In a collaboration between the Brandeis Undergraduate Student Union and the International Center for Ethics, Justice and Public Life, ’DEIS Impact presented its fifth annual “Festival of Social Justice.” It runs from Jan. 28 to Feb. 7, with a collection of all sort of events, workshops, etc. that explore social justice not only on campus, but around the world.
It engages the campus community to discuss what social justice really means and what students can do to make their own impact. On Tuesday, Feb. 2, an event called “Supporting Youth-Led Social Justice Organization” was held in the International Lounge of Usdan. Not as many people showed up; however, you could tell that the speakers were ready to share some important information. It was panel style, with Bethlehem Seifu Belaineh ’16, a member of the ’DEIS Impact Steering Committee, as moderator. There were four speakers on at the table, Boston Black Lives Matter leader Daunasia Yancey, Student Union President Nyah Macklin ’16, Khadijah Lynch ’16 and Heller students Christian Perry and Rima Chaudry.
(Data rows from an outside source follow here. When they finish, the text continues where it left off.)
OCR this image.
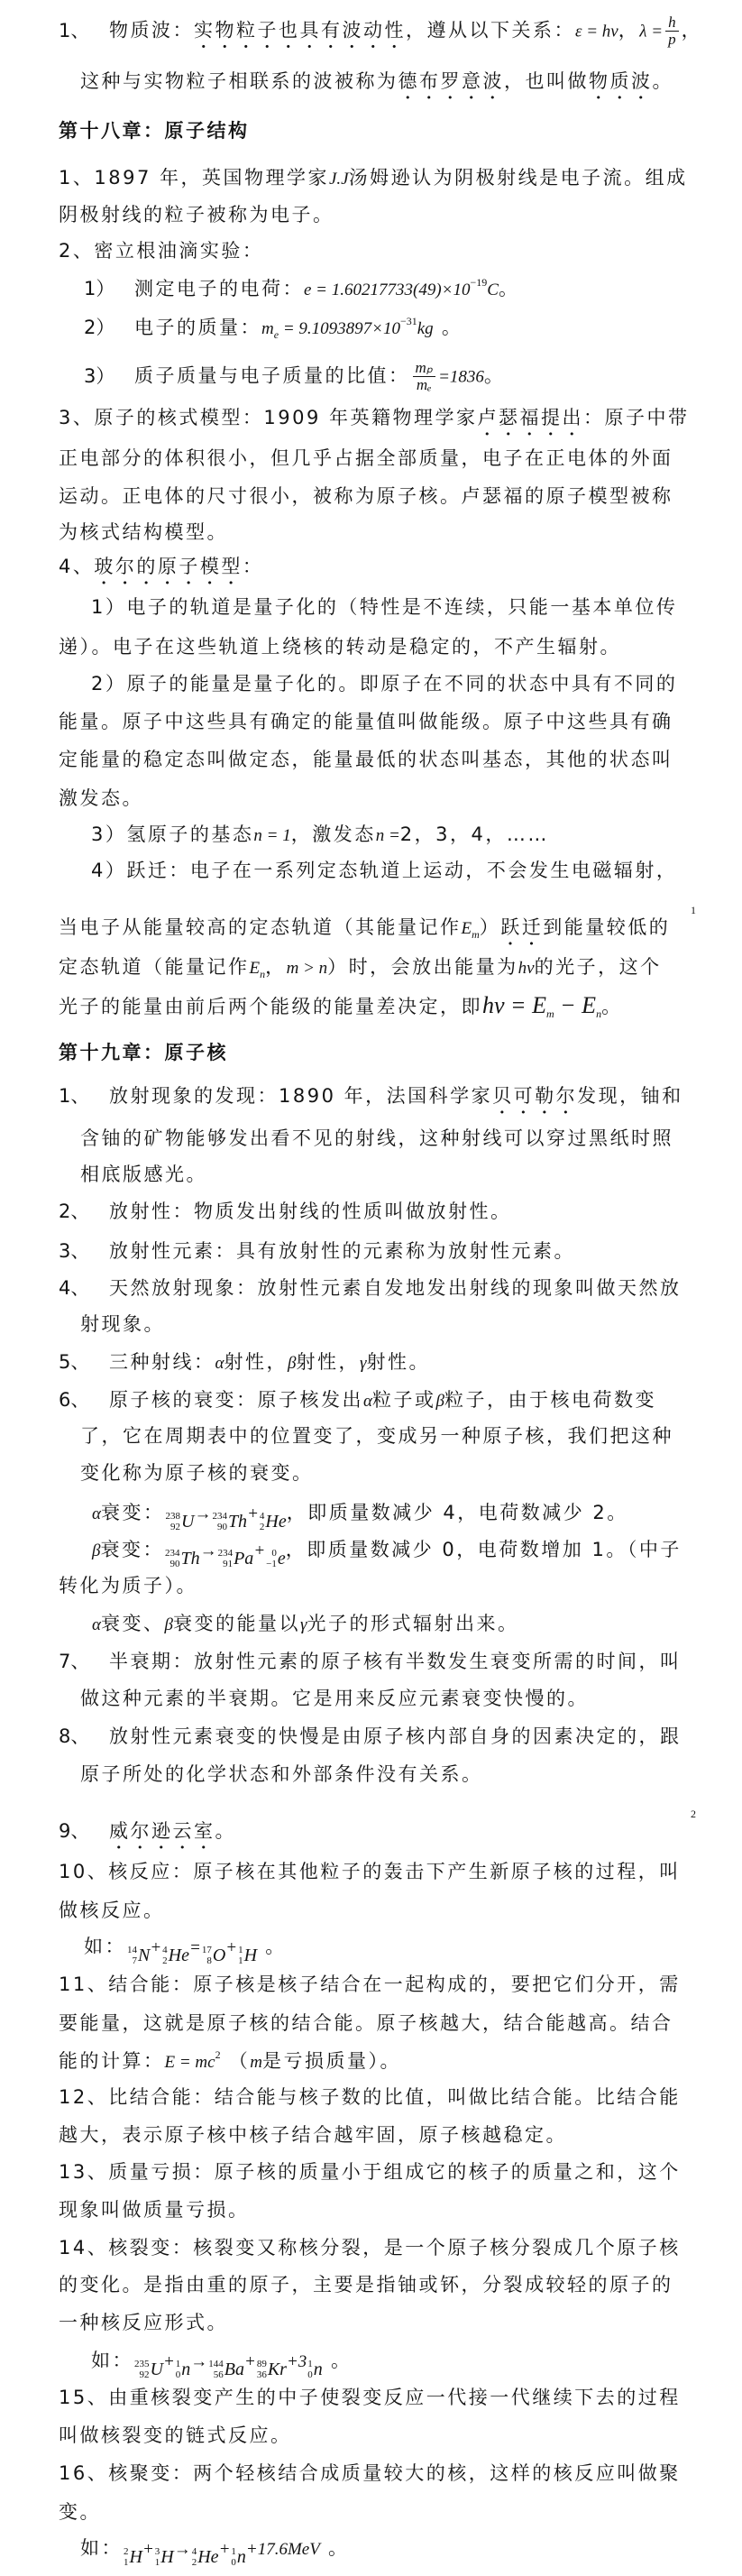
1、 物质波：实物粒子也具有波动性，遵从以下关系：ε = hν，$\lambda = \frac{h}{p}$ ，
这种与实物粒子相联系的波被称为德布罗意波，也叫做物质波。
第十八章：原子结构
1、1897 年，英国物理学家J.J汤姆逊认为阴极射线是电子流。组成
阴极射线的粒子被称为电子。
2、密立根油滴实验：
1） 测定电子的电荷：$e = 1.60217733(49)\times 10^{-19}C$。
2） 电子的质量：$m_e = 9.1093897\times 10^{-31}kg$ 。
3） 质子质量与电子质量的比值： $\frac{\text{mₚ}}{\text{mₑ}} =1836$。
3、原子的核式模型：1909 年英籍物理学家卢瑟福提出：原子中带
正电部分的体积很小，但几乎占据全部质量，电子在正电体的外面
运动。正电体的尺寸很小，被称为原子核。卢瑟福的原子模型被称
为核式结构模型。
4、玻尔的原子模型：
1）电子的轨道是量子化的（特性是不连续，只能一基本单位传
递）。电子在这些轨道上绕核的转动是稳定的，不产生辐射。
2）原子的能量是量子化的。即原子在不同的状态中具有不同的
能量。原子中这些具有确定的能量值叫做能级。原子中这些具有确
定能量的稳定态叫做定态，能量最低的状态叫基态，其他的状态叫
激发态。
3）氢原子的基态n = 1，激发态n =2，3，4，……
4）跃迁：电子在一系列定态轨道上运动，不会发生电磁辐射，
当电子从能量较高的定态轨道（其能量记作$E_m$）跃迁到能量较低的
定态轨道（能量记作$E_n$，m > n）时，会放出能量为hν的光子，这个
光子的能量由前后两个能级的能量差决定，即$h\nu = E_m - E_n$。
第十九章：原子核
1、 放射现象的发现：1890 年，法国科学家贝可勒尔发现，铀和
含铀的矿物能够发出看不见的射线，这种射线可以穿过黑纸时照
相底版感光。
2、 放射性：物质发出射线的性质叫做放射性。
3、 放射性元素：具有放射性的元素称为放射性元素。
4、 天然放射现象：放射性元素自发地发出射线的现象叫做天然放
射现象。
5、 三种射线：α射性，β射性，γ射性。
6、 原子核的衰变：原子核发出α粒子或β粒子，由于核电荷数变
了，它在周期表中的位置变了，变成另一种原子核，我们把这种
变化称为原子核的衰变。
α衰变： 238
92 U → 234
90 Th + 4
2 He ，即质量数减少 4，电荷数减少 2。
β衰变： 234
90 Th → 234
91 Pa + 0
−1 e ，即质量数减少 0，电荷数增加 1。（中子
转化为质子）。
α衰变、β衰变的能量以γ光子的形式辐射出来。
7、 半衰期：放射性元素的原子核有半数发生衰变所需的时间，叫
做这种元素的半衰期。它是用来反应元素衰变快慢的。
8、 放射性元素衰变的快慢是由原子核内部自身的因素决定的，跟
原子所处的化学状态和外部条件没有关系。
9、 威尔逊云室。
10、核反应：原子核在其他粒子的轰击下产生新原子核的过程，叫
做核反应。
如： 14
7 N + 4
2 He = 17
8 O + 1
1 H 。
11、结合能：原子核是核子结合在一起构成的，要把它们分开，需
要能量，这就是原子核的结合能。原子核越大，结合能越高。结合
能的计算：$E = mc^2$ （m是亏损质量）。
12、比结合能：结合能与核子数的比值，叫做比结合能。比结合能
越大，表示原子核中核子结合越牢固，原子核越稳定。
13、质量亏损：原子核的质量小于组成它的核子的质量之和，这个
现象叫做质量亏损。
14、核裂变：核裂变又称核分裂，是一个原子核分裂成几个原子核
的变化。是指由重的原子，主要是指铀或钚，分裂成较轻的原子的
一种核反应形式。
如： 235
92 U + 1
0 n → 144
56 Ba + 89
36 Kr +3 1
0 n 。
15、由重核裂变产生的中子使裂变反应一代接一代继续下去的过程
叫做核裂变的链式反应。
16、核聚变：两个轻核结合成质量较大的核，这样的核反应叫做聚
变。
如： 2
1 H + 3
1 H → 4
2 He + 1
0 n +17.6MeV 。
1
2
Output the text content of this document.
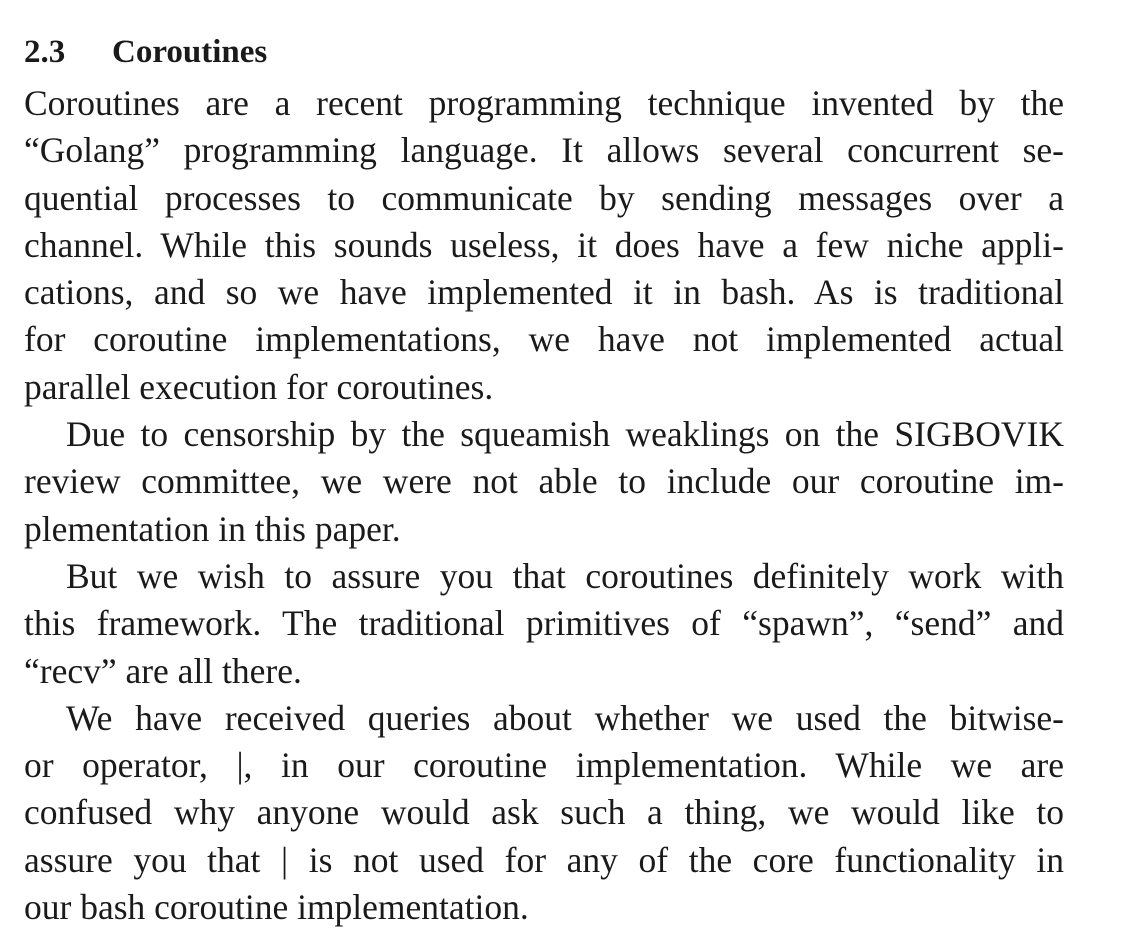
2.3	Coroutines
Coroutines are a recent programming technique invented by the
“Golang” programming language. It allows several concurrent se-
quential processes to communicate by sending messages over a
channel. While this sounds useless, it does have a few niche appli-
cations, and so we have implemented it in bash. As is traditional
for coroutine implementations, we have not implemented actual
parallel execution for coroutines.
Due to censorship by the squeamish weaklings on the SIGBOVIK
review committee, we were not able to include our coroutine im-
plementation in this paper.
But we wish to assure you that coroutines definitely work with
this framework. The traditional primitives of “spawn”, “send” and
“recv” are all there.
We have received queries about whether we used the bitwise-
or operator, |, in our coroutine implementation. While we are
confused why anyone would ask such a thing, we would like to
assure you that | is not used for any of the core functionality in
our bash coroutine implementation.
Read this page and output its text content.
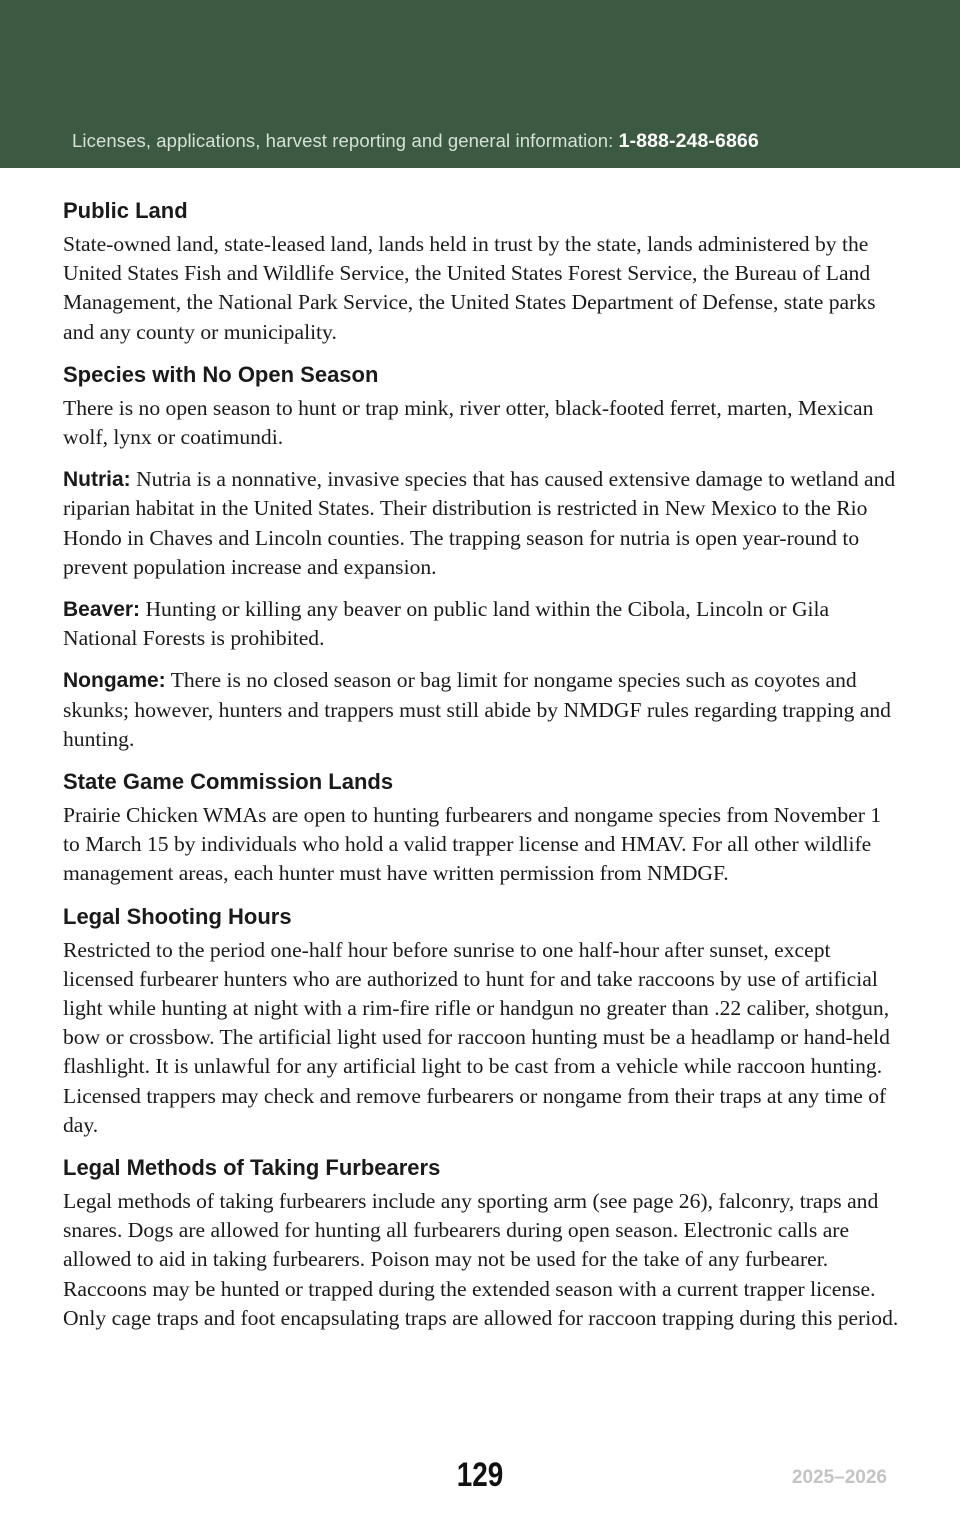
Licenses, applications, harvest reporting and general information: 1-888-248-6866
Public Land

State-owned land, state-leased land, lands held in trust by the state, lands administered by the United States Fish and Wildlife Service, the United States Forest Service, the Bureau of Land Management, the National Park Service, the United States Department of Defense, state parks and any county or municipality.

Species with No Open Season

There is no open season to hunt or trap mink, river otter, black-footed ferret, marten, Mexican wolf, lynx or coatimundi.

Nutria: Nutria is a nonnative, invasive species that has caused extensive damage to wetland and riparian habitat in the United States. Their distribution is restricted in New Mexico to the Rio Hondo in Chaves and Lincoln counties. The trapping season for nutria is open year-round to prevent population increase and expansion.

Beaver: Hunting or killing any beaver on public land within the Cibola, Lincoln or Gila National Forests is prohibited.

Nongame: There is no closed season or bag limit for nongame species such as coyotes and skunks; however, hunters and trappers must still abide by NMDGF rules regarding trapping and hunting.

State Game Commission Lands

Prairie Chicken WMAs are open to hunting furbearers and nongame species from November 1 to March 15 by individuals who hold a valid trapper license and HMAV. For all other wildlife management areas, each hunter must have written permission from NMDGF.

Legal Shooting Hours

Restricted to the period one-half hour before sunrise to one half-hour after sunset, except licensed furbearer hunters who are authorized to hunt for and take raccoons by use of artificial light while hunting at night with a rim-fire rifle or handgun no greater than .22 caliber, shotgun, bow or crossbow. The artificial light used for raccoon hunting must be a headlamp or hand-held flashlight. It is unlawful for any artificial light to be cast from a vehicle while raccoon hunting. Licensed trappers may check and remove furbearers or nongame from their traps at any time of day.

Legal Methods of Taking Furbearers

Legal methods of taking furbearers include any sporting arm (see page 26), falconry, traps and snares. Dogs are allowed for hunting all furbearers during open season. Electronic calls are allowed to aid in taking furbearers. Poison may not be used for the take of any furbearer. Raccoons may be hunted or trapped during the extended season with a current trapper license. Only cage traps and foot encapsulating traps are allowed for raccoon trapping during this period.

129	2025–2026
Though the title of the event was to focus on the funding of social justice organizations, a lot of the discussion focused on measures surrounding the Ford Hall protests last semester. Students sat in at the Bernstein-Marcus administration building of Brandeis University with a list demanding racial equality in a letter outlined to President Lynch. Some of the demands included a 10 percent increase in the number of full-time African American faculty at Brandeis, a curriculum that would have more racial awareness and an appointment of a vice president of diversity and inclusion. Their demands were eventually addressed by the administration and came to an agreement.
The most intriguing part of the panel had to do with Lynch, who was one of the leaders of the discussion. During the summer of 2014, she made a tweet from her personal Twitter account about police violence. She said she was so frustrated with what was going on that she had to speak her mind. Once she had tweeted it, she said she got a message from someone instantly saying that they were going to write an article on her. Everything got blown out of proportion, and Lynch said she was receiving all types of messages, from death threats to journalists asking for comments on what she said. Lynch and her fellow panelists reiterated the statement, especially in regard to the Ford Hall protests that Brandeis University “says it supports social justice but is run by white supremacists who don’t do what the college stands for.”
One essential question that was asked near the end of the panel was how do organizations such as Black Lives Matter receive funding? One of the main debates was on wealthy white people who donate money to Black Lives Matter groups. These people, according to the panelists, are similar to the Brandeis Administration who say they support social justice groups, but when push comes to shove, really don’t. However, a majority of the panelists said that they would accept their money. Students certainly should make an effort to come out to some of the ’DEIS Impact events, as this panel was highly informational.